3.2 Im Zuge der Herabsetzung des Mündigkeitsalters wurde auch Art. 277 Abs. 2 ZGB neu formuliert, wobei die Kernaussage der Bestimmung - "soweit es ihnen nach den gesamten Umständen zugemutet werden darf" - unverändert geblieben ist. Die bundesrätliche Botschaft stellt fest, durch die Herabsetzung des Mündigkeitsalters erlösche die voraussetzungslose Unterhaltspflicht zwei Jahre früher; diese Entlastung der Eltern sei als Folge der Symmetrie von Rechten und Pflichten grundsätzlich in Kauf zu nehmen (BBl 1993 I 1183). Es folgen sodann Verweise auf die bundesgerichtlichen Entscheide, die Art. 277 Abs. 2 aZGB als Ausnahmenorm charakterisierten, sowie eine Zusammenstellung der Rechtsprechung (S. 1183 unten). Schliesslich werden diese Voraussetzungen und Schranken des Mündigenunterhalts als sachgerecht bezeichnet und bemerkt, die Herabsetzung des Mündigkeitsalters erfordere keine Änderungen (S. 1184 oben). 

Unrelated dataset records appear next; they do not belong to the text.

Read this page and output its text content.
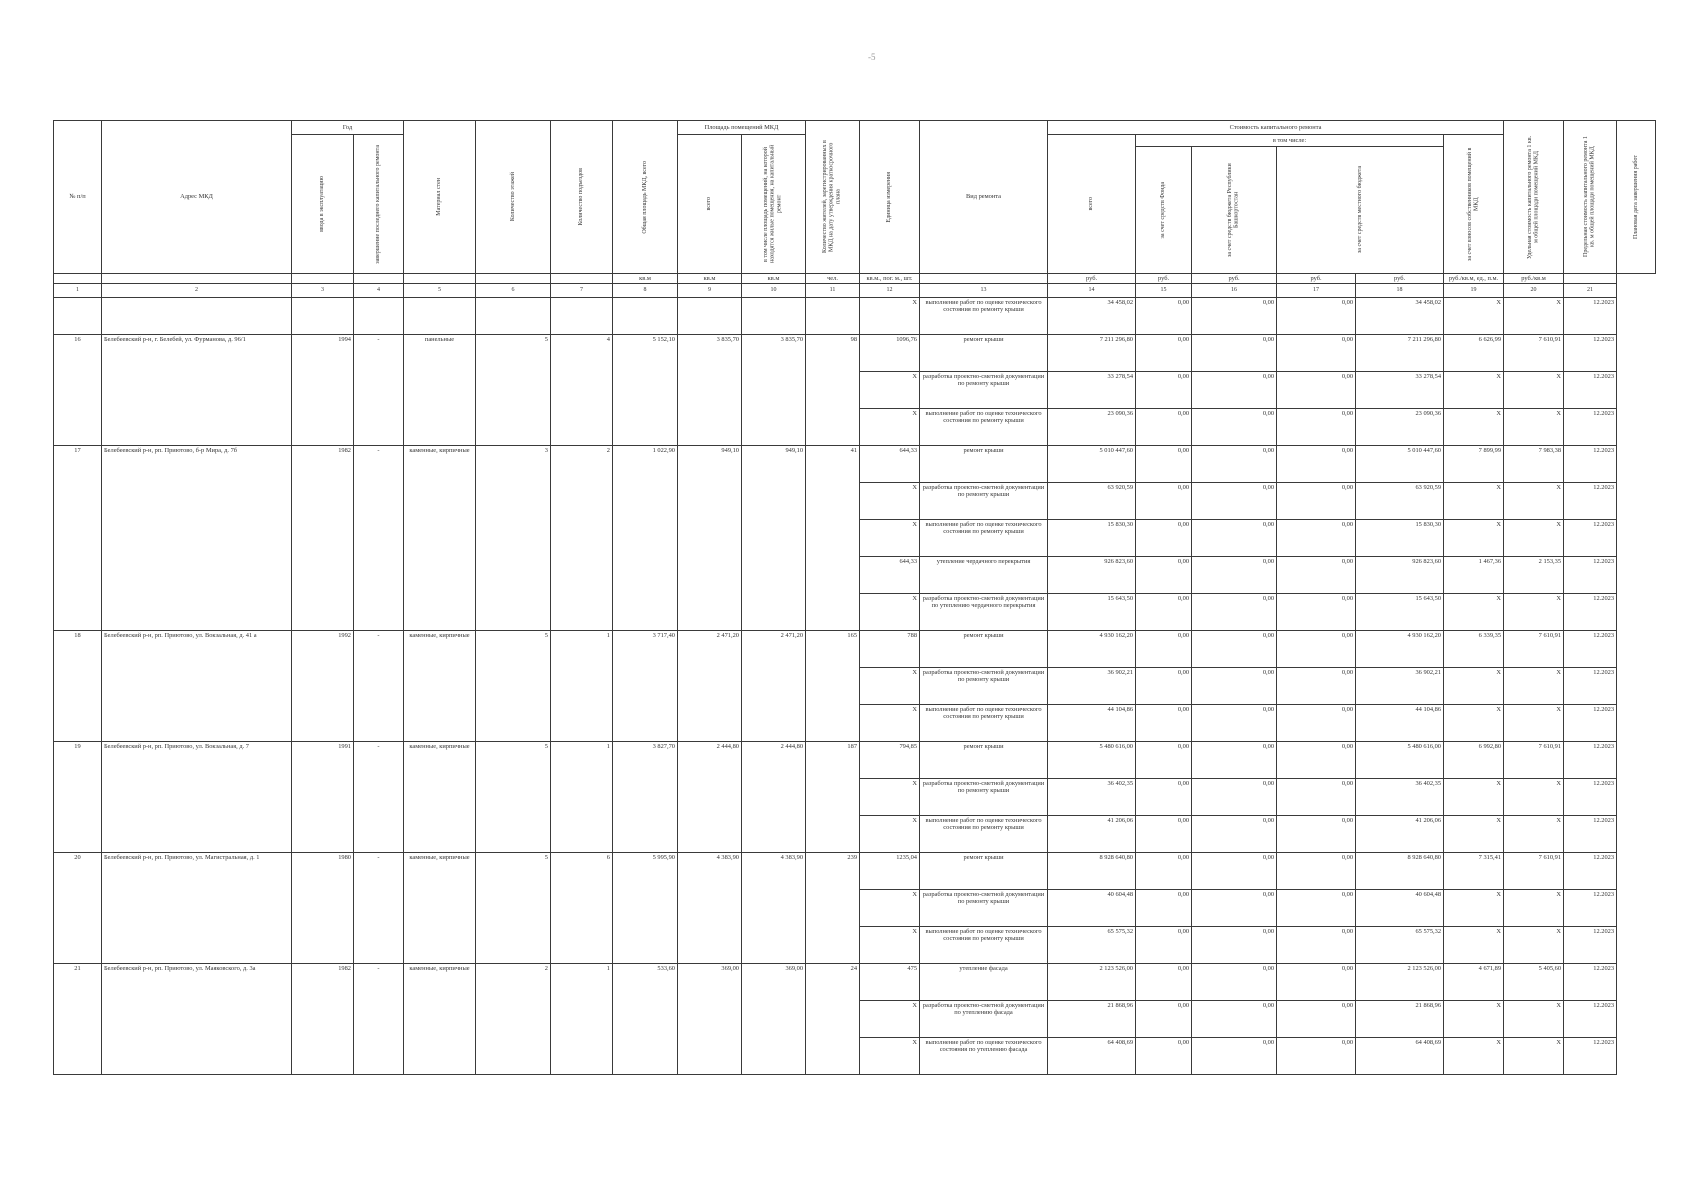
-5
№ п/п	Адрес МКД	Год		Материал стен	Количество этажей	Количество подъездов	Общая площадь МКД, всего	Площадь помещений МКД		Количество жителей, зарегистрированных в МКД на дату утверждения краткосрочного плана	Единица измерения	Вид ремонта	Стоимость капитального ремонта						Удельная стоимость капитального ремонта 1 кв. м общей площади помещений МКД	Предельная стоимость капитального ремонта 1 кв. м общей площади помещений МКД	Плановая дата завершения работ

		ввода в эксплуатацию	завершение последнего капитального ремонта					всего	в том числе площадь помещений, на которой находятся жилые помещения, на капитальный ремонт				всего	в том числе:				за счет взносов собственников помещений в МКД			

														за счет средств Фонда	за счет средств бюджета Республики Башкортостан	за счет средств местного бюджета					

							кв.м	кв.м	кв.м	чел.	кв.м., пог. м., шт.		руб.	руб.	руб.	руб.	руб.	руб./кв.м, ед., п.м.	руб./кв.м		
1	2	3	4	5	6	7	8	9	10	11	12	13	14	15	16	17	18	19	20	21	
											X	выполнение работ по оценке технического состояния по ремонту крыши	34 458,02	0,00	0,00	0,00	34 458,02	X	X	12.2023	
16	Белебеевский р-н, г. Белебей, ул. Фурманова, д. 96/1	1994	-	панельные	5	4	5 152,10	3 835,70	3 835,70	98	1096,76	ремонт крыши	7 211 296,80	0,00	0,00	0,00	7 211 296,80	6 626,99	7 610,91	12.2023	
											X	разработка проектно-сметной документации по ремонту крыши	33 278,54	0,00	0,00	0,00	33 278,54	X	X	12.2023	
											X	выполнение работ по оценке технического состояния по ремонту крыши	23 090,36	0,00	0,00	0,00	23 090,36	X	X	12.2023	
17	Белебеевский р-н, рп. Приютово, б-р Мира, д. 7б	1982	-	каменные, кирпичные	3	2	1 022,90	949,10	949,10	41	644,33	ремонт крыши	5 010 447,60	0,00	0,00	0,00	5 010 447,60	7 899,99	7 983,38	12.2023	
											X	разработка проектно-сметной документации по ремонту крыши	63 920,59	0,00	0,00	0,00	63 920,59	X	X	12.2023	
											X	выполнение работ по оценке технического состояния по ремонту крыши	15 830,30	0,00	0,00	0,00	15 830,30	X	X	12.2023	
											644,33	утепление чердачного перекрытия	926 823,60	0,00	0,00	0,00	926 823,60	1 467,36	2 153,35	12.2023	
											X	разработка проектно-сметной документации по утеплению чердачного перекрытия	15 643,50	0,00	0,00	0,00	15 643,50	X	X	12.2023	
18	Белебеевский р-н, рп. Приютово, ул. Вокзальная, д. 41 а	1992	-	каменные, кирпичные	5	1	3 717,40	2 471,20	2 471,20	165	788	ремонт крыши	4 930 162,20	0,00	0,00	0,00	4 930 162,20	6 339,35	7 610,91	12.2023	
											X	разработка проектно-сметной документации по ремонту крыши	36 902,21	0,00	0,00	0,00	36 902,21	X	X	12.2023	
											X	выполнение работ по оценке технического состояния по ремонту крыши	44 104,86	0,00	0,00	0,00	44 104,86	X	X	12.2023	
19	Белебеевский р-н, рп. Приютово, ул. Вокзальная, д. 7	1991	-	каменные, кирпичные	5	1	3 827,70	2 444,80	2 444,80	187	794,85	ремонт крыши	5 480 616,00	0,00	0,00	0,00	5 480 616,00	6 992,80	7 610,91	12.2023	
											X	разработка проектно-сметной документации по ремонту крыши	36 402,35	0,00	0,00	0,00	36 402,35	X	X	12.2023	
											X	выполнение работ по оценке технического состояния по ремонту крыши	41 206,06	0,00	0,00	0,00	41 206,06	X	X	12.2023	
20	Белебеевский р-н, рп. Приютово, ул. Магистральная, д. 1	1980	-	каменные, кирпичные	5	6	5 995,90	4 383,90	4 383,90	239	1235,04	ремонт крыши	8 928 640,80	0,00	0,00	0,00	8 928 640,80	7 315,41	7 610,91	12.2023	
											X	разработка проектно-сметной документации по ремонту крыши	40 604,48	0,00	0,00	0,00	40 604,48	X	X	12.2023	
											X	выполнение работ по оценке технического состояния по ремонту крыши	65 575,32	0,00	0,00	0,00	65 575,32	X	X	12.2023	
21	Белебеевский р-н, рп. Приютово, ул. Маяковского, д. 3а	1982	-	каменные, кирпичные	2	1	533,60	369,00	369,00	24	475	утепление фасада	2 123 526,00	0,00	0,00	0,00	2 123 526,00	4 671,89	5 405,60	12.2023	
											X	разработка проектно-сметной документации по утеплению фасада	21 868,96	0,00	0,00	0,00	21 868,96	X	X	12.2023	
											X	выполнение работ по оценке технического состояния по утеплению фасада	64 408,69	0,00	0,00	0,00	64 408,69	X	X	12.2023	
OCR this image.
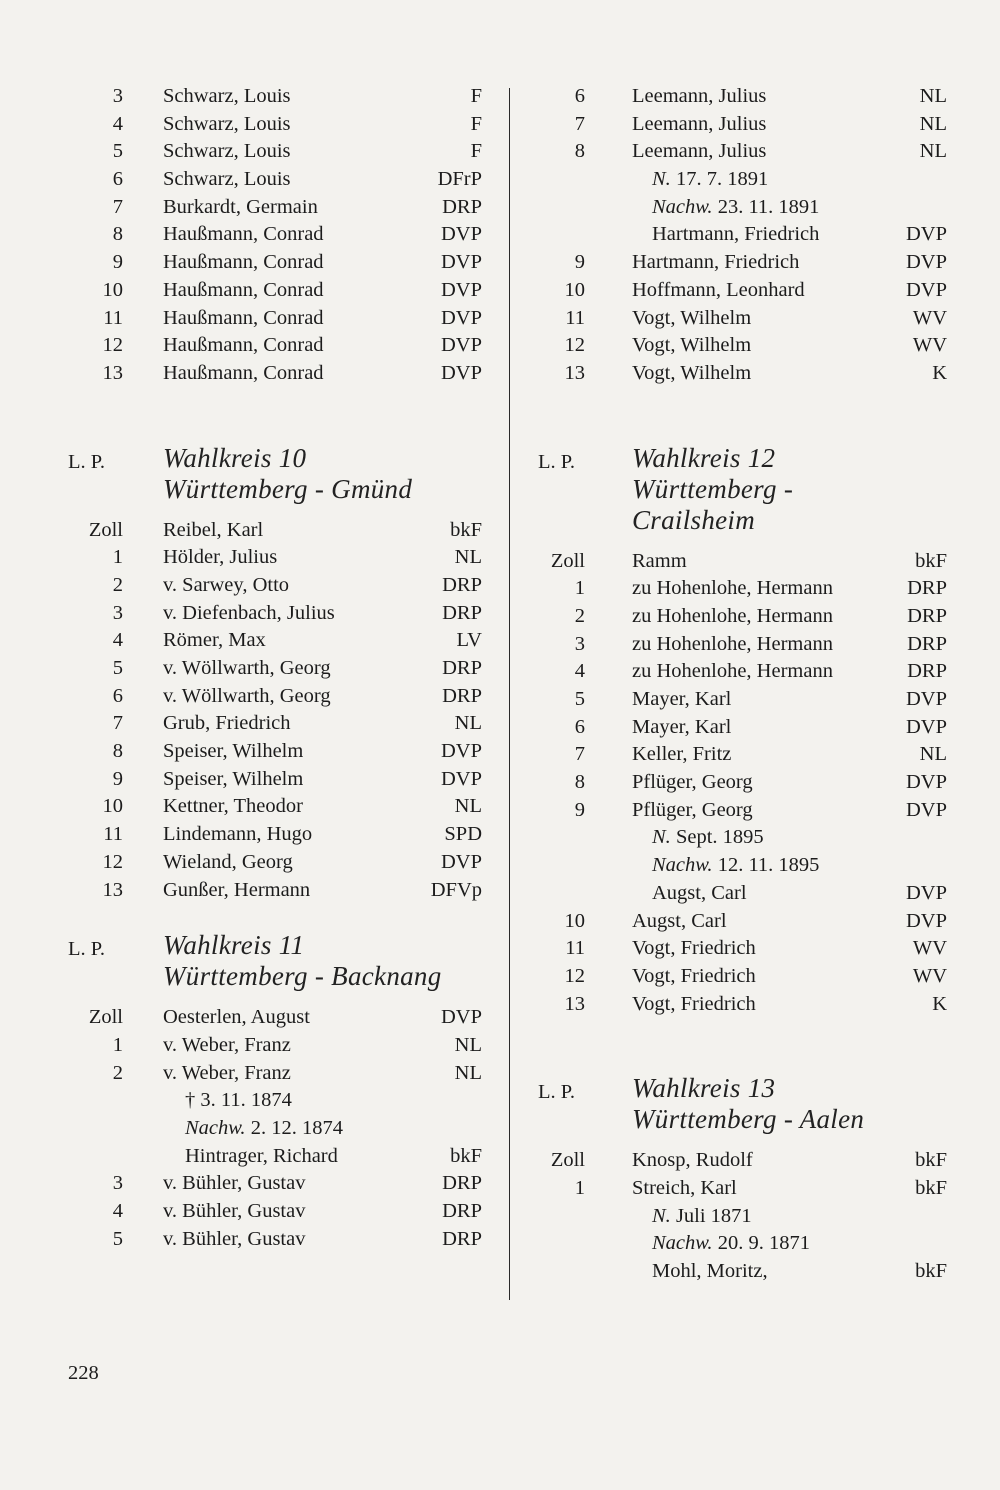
3 Schwarz, Louis	F
4 Schwarz, Louis	F
5 Schwarz, Louis	F
6 Schwarz, Louis	DFrP
7 Burkardt, Germain	DRP
8 Haußmann, Conrad	DVP
9 Haußmann, Conrad	DVP
10 Haußmann, Conrad	DVP
11 Haußmann, Conrad	DVP
12 Haußmann, Conrad	DVP
13 Haußmann, Conrad	DVP
L. P.	Wahlkreis 10
Württemberg - Gmünd
Zoll Reibel, Karl	bkF
1 Hölder, Julius	NL
2 v. Sarwey, Otto	DRP
3 v. Diefenbach, Julius	DRP
4 Römer, Max	LV
5 v. Wöllwarth, Georg	DRP
6 v. Wöllwarth, Georg	DRP
7 Grub, Friedrich	NL
8 Speiser, Wilhelm	DVP
9 Speiser, Wilhelm	DVP
10 Kettner, Theodor	NL
11 Lindemann, Hugo	SPD
12 Wieland, Georg	DVP
13 Gunßer, Hermann	DFVp
L. P.	Wahlkreis 11
Württemberg - Backnang
Zoll Oesterlen, August	DVP
1 v. Weber, Franz	NL
2 v. Weber, Franz	NL
† 3. 11. 1874
Nachw. 2. 12. 1874
Hintrager, Richard	bkF
3 v. Bühler, Gustav	DRP
4 v. Bühler, Gustav	DRP
5 v. Bühler, Gustav	DRP
6 Leemann, Julius	NL
7 Leemann, Julius	NL
8 Leemann, Julius	NL
N. 17. 7. 1891
Nachw. 23. 11. 1891
Hartmann, Friedrich	DVP
9 Hartmann, Friedrich	DVP
10 Hoffmann, Leonhard	DVP
11 Vogt, Wilhelm	WV
12 Vogt, Wilhelm	WV
13 Vogt, Wilhelm	K
L. P.	Wahlkreis 12
Württemberg -
Crailsheim
Zoll Ramm	bkF
1 zu Hohenlohe, Hermann	DRP
2 zu Hohenlohe, Hermann	DRP
3 zu Hohenlohe, Hermann	DRP
4 zu Hohenlohe, Hermann	DRP
5 Mayer, Karl	DVP
6 Mayer, Karl	DVP
7 Keller, Fritz	NL
8 Pflüger, Georg	DVP
9 Pflüger, Georg	DVP
N. Sept. 1895
Nachw. 12. 11. 1895
Augst, Carl	DVP
10 Augst, Carl	DVP
11 Vogt, Friedrich	WV
12 Vogt, Friedrich	WV
13 Vogt, Friedrich	K
L. P.	Wahlkreis 13
Württemberg - Aalen
Zoll Knosp, Rudolf	bkF
1 Streich, Karl	bkF
N. Juli 1871
Nachw. 20. 9. 1871
Mohl, Moritz,	bkF
228
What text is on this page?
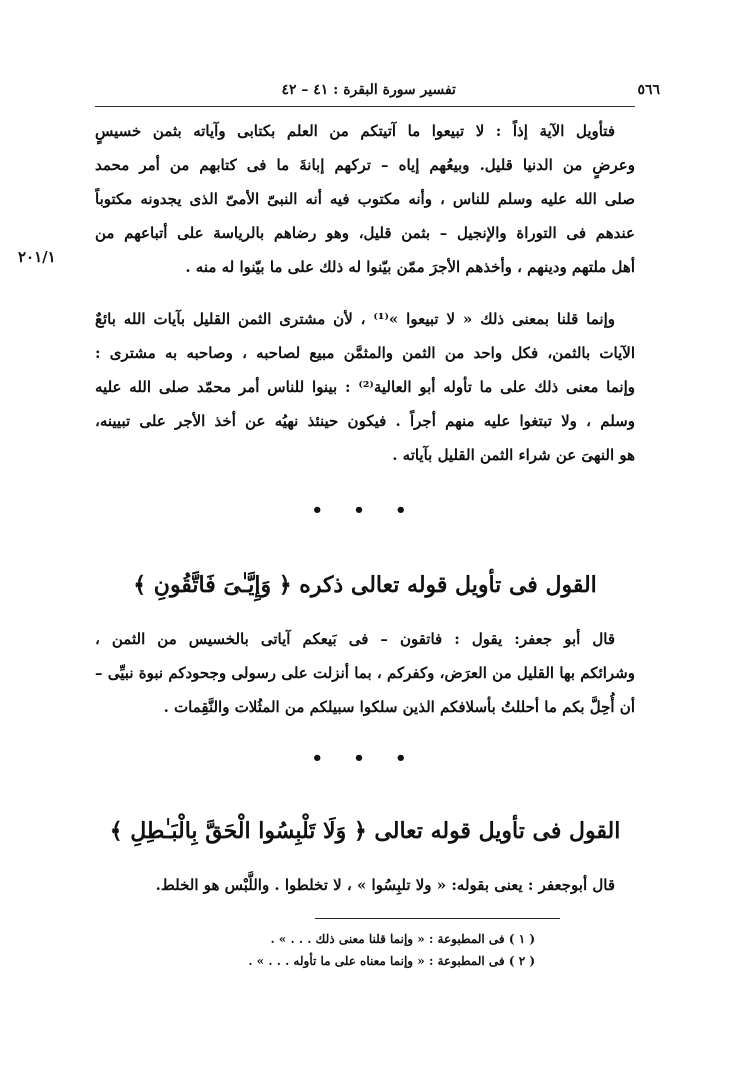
٥٦٦
تفسير سورة البقرة : ٤١ – ٤٢
٢٠١/١
فتأويل الآية إذاً : لا تبيعوا ما آتيتكم من العلم بكتابى وآياته بثمن خسيسٍ
وعرضٍ من الدنيا قليل. وبيعُهم إياه – تركهم إبانةَ ما فى كتابهم من أمر محمد
صلى الله عليه وسلم للناس ، وأنه مكتوب فيه أنه النبىّ الأمىّ الذى يجدونه مكتوباً
عندهم فى التوراة والإنجيل – بثمن قليل، وهو رضاهم بالرياسة على أتباعهم من
أهل ملتهم ودينهم ، وأخذهم الأجرَ ممّن بيّنوا له ذلك على ما بيّنوا له منه .
وإنما قلنا بمعنى ذلك « لا تبيعوا »⁽¹⁾ ، لأن مشترى الثمن القليل بآيات الله بائعٌ
الآيات بالثمن، فكل واحد من الثمن والمثمَّن مبيع لصاحبه ، وصاحبه به مشترى :
وإنما معنى ذلك على ما تأوله أبو العالية⁽²⁾ : بينوا للناس أمر محمّد صلى الله عليه
وسلم ، ولا تبتغوا عليه منهم أجراً . فيكون حينئذ نهيُه عن أخذ الأجر على تبيينه،
هو النهىَ عن شراء الثمن القليل بآياته .
• • •
القول فى تأويل قوله تعالى ذكره ﴿ وَإِيَّـٰىَ فَاتَّقُونِ ﴾
قال أبو جعفر: يقول : فاتقون – فى بَيعكم آياتى بالخسيس من الثمن ،
وشرائكم بها القليل من العرَض، وكفركم ، بما أنزلت على رسولى وجحودكم نبوة نبيِّى –
أن أُحِلَّ بكم ما أحللتُ بأسلافكم الذين سلكوا سبيلكم من المثُلات والنَّقِمات .
• • •
القول فى تأويل قوله تعالى ﴿ وَلَا تَلْبِسُوا الْحَقَّ بِالْبَـٰطِلِ ﴾
قال أبوجعفر : يعنى بقوله: « ولا تلبِسُوا » ، لا تخلطوا . واللَّبْس هو الخلط.
( ١ ) فى المطبوعة : « وإنما قلنا معنى ذلك . . . » .
( ٢ ) فى المطبوعة : « وإنما معناه على ما تأوله . . . » .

3.3 Nicht zu übersehen ist allerdings, dass die ordentliche Ausbildung seit der Herabsetzung des Mündigkeitsalters nur noch selten vor der Volljährigkeit abgeschlossen werden kann. Daran anknüpfend befürwortet ein beachtlicher Teil der Lehre, den Ausnahmecharakter des Mündigenunterhalts zu relativieren (Breitschmid, Basler Kommentar, N. 10 zu Art. 277 ZGB; Stephan Wullschleger, in: Praxiskommentar zum Scheidungsrecht, N. 23 der Allg. Bem. zu Art. 276-293 ZGB; Rolando Forni, Die Unterhaltspflicht der Eltern nach der Mündigkeit des Kindes, ZBJV 132/1996 S. 432 f.; Hausheer/Spycher, Handbuch des Unterhaltsrechts, 1997, N. 6.60). Der Mündigenunterhalt steht in engem Zusammenhang mit der elterlichen Erziehungspflicht, zu der gemäss Art. 302 Abs. 2 ZGB insbesondere gehört, dem Kind eine seinen Fähigkeiten und Neigungen entsprechende allgemeine und berufliche Ausbildung zu verschaffen. Freilich hat der Konnex zwischen Unterhalts- und Erziehungspflicht schon unter altem Recht bestanden; doch hat er durch die Herabsetzung des Mündigkeitsalters eine Akzentuierung erfahren. Sind die meisten Jugendlichen während ihrer Ausbildung auch nach erlangter Mündigkeit noch auf Unterhalt angewiesen, ist es realitätsfremd, den Mündigenunterhalt als Ausnahmeerscheinung zu charakterisieren. Er kann umgekehrt aber auch nicht als Regel gelten, dürfte doch ein grosser Teil der Jugendlichen ungefähr mit 20 Jahren über eine angemessene Ausbildung verfügen. Die letztlich gekünstelt wirkende Differenzierung zwischen Regel und Ausnahme ist für die Entscheidfindung im konkreten Einzelfall kaum hilfreich, zumal nicht ohne Ausnahmen von der Ausnahme auszukommen wäre. Im Übrigen hat das Bundesgericht bereits im Urteil 5C.186/1998 vom 2. November 1998 den Ausnahmecharakter des Mündigenunterhalts hinsichtlich Jugendlicher zwischen dem 18. und 20. Altersjahr relativiert (Hinweis in BGE 127 I 202 E. 3f S. 208). 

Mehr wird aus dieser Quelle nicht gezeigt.